Southport’daki saldırıda hayatını kaybeden çocuklardan Alice Dasilva Aguiar’ın 9, Elsie Dot Stancombe’nin 7, Bebe King’in 6 yaşında olduğu açıklandı.

Saldırı sırasında çocuklar Taylor Swift temalı bir dans etkinliğindeydi.

Saldırıda 8 çocuk ve 2 yetişkin de yaralandı.

Saldırıyla bağlantılı olduğu şüphesiyle 17 yaşındaki bir erkek gözaltına alındı. Yaşı nedeniyle ilk olarak ismi açıklanmadı.

Bu, sosyal medyada spekülasyonlara neden oldu.

İngiltere’de son seçimde 4 milyona yakın oy alan aşırı sağcı Reform UK partisinin lideri Nigel Farage, sosyal medyadan Southport’taki saldırı sonrası “Gerçek bizden saklanıyor” mesajını paylaştı.

Karşıtları Farage’ı olayları kışkırtmakla suçluyor.

Polis aşırı sağcıların, çocukları bıçaklayan saldırganın “İslamcı” olduğu söylentisi ile harekete geçtiğini belirtiyor.

Polis yetkilileri, İngiliz Savunma Birliği’nin (EDL) protestolarda kilit bir rol oynadığını söylüyor.

Salı günü çıkan ilk olaylarda bir cami de hedef alındı.

İlk gösterilerde 100’den fazla polis yaralandı.

Saldırganın ismi mahkemeye çıkarıldıktan sonra açıklandı. Axel Muganwa Rudakubana’nın İngiltere’de doğduğu ve büyüdüğü, ailesinin Ruanda’dan göç ettiği öğrenildi.

Saldırının ertesi günü düzenlenen Southport’taki protesto gösterisi, ülkenin başka şehirlerine de yayıldı.

Londra, Liverpool, Leeds ve Manchester’ın da aralarında olduğu çeşitli kentlerde aşırı-sağcılar gösteriler düzenlendi.
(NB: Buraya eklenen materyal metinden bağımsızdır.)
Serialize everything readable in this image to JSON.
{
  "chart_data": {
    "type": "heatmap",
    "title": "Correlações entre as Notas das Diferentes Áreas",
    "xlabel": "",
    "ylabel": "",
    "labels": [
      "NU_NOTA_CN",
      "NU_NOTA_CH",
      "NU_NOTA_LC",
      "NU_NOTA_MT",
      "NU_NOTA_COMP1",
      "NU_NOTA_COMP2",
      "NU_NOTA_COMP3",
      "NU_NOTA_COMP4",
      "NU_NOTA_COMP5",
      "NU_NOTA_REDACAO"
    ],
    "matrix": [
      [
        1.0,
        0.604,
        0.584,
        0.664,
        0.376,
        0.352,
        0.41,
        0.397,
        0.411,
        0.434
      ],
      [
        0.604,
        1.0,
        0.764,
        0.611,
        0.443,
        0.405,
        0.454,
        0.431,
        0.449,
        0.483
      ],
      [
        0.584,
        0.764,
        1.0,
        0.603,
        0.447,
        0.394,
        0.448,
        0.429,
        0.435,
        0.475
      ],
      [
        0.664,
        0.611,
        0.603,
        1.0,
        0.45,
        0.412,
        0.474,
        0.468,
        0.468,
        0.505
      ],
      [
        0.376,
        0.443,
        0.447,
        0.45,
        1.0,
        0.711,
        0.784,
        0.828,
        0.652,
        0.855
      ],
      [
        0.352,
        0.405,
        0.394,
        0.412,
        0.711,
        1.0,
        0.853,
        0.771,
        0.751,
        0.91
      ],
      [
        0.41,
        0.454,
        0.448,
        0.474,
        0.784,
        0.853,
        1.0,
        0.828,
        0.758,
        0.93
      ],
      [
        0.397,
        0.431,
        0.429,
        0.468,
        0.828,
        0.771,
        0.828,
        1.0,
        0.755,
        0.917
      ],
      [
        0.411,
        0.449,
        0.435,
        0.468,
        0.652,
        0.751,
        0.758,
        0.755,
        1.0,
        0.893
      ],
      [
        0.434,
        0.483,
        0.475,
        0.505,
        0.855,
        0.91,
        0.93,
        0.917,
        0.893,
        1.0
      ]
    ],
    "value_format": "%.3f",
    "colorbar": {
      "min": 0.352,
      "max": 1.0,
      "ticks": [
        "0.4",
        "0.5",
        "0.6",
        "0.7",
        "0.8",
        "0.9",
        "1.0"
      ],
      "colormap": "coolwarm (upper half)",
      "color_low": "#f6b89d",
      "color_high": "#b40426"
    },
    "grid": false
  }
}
Kimi kentlerde bu gösterilere ırkçılık karşıtı protestolarla yanıt verildi.

Çarşamba günü Başbakanlık konutunun bulunduğu Downing Street yakınlarında aşırı-sağcılarla polis çatıştı, 100’den fazla kişi gözaltına alındı.

Cuma akşamı ülkenin kuzeydoğusundaki Sunderland’de yüzlerce gösterici sokaklara indi; şehrin “ciddi düzeyde şiddet eylemlerine” sahne olduğu açıklandı; bir caminin dışında çevik kuvvet polisine tuğlalar atıldı, araçlar ateşe verildi.

En az 4 polisin yaralandığı ve hastanede tedavi altına alındığı bildirildi. Olaylarda 10 kişi gözaltına alındı.

Göstericilerden bazılarının İslamofobik söylemlerde bulunduğu ve İngiliz Savunma Birliği’nin (EDL) kurucusu aşırı sağcı aktivist Tommy Robinson’a destek sloganları attığı duyuldu.

İngiliz Savunma Birliği resmi olarak dağılmış olsa da, destekçilerinin halen bulunduğu belirtiliyor.

Tommy Robinson takma ismini kullanan kurucusu Stephen Yaxley-Lennon, EDL liderliğini bırakmış olsa da İslam ve göçmen karşıtı mesajlarını sosyal medyadan yayıyor.

İngiltere’de Temmuz’da yapılan genel seçimler, küçük botlarla ülkeye gelen göçmenleri ve göç başlıklarını gündemin ön sıralarına taşıdı.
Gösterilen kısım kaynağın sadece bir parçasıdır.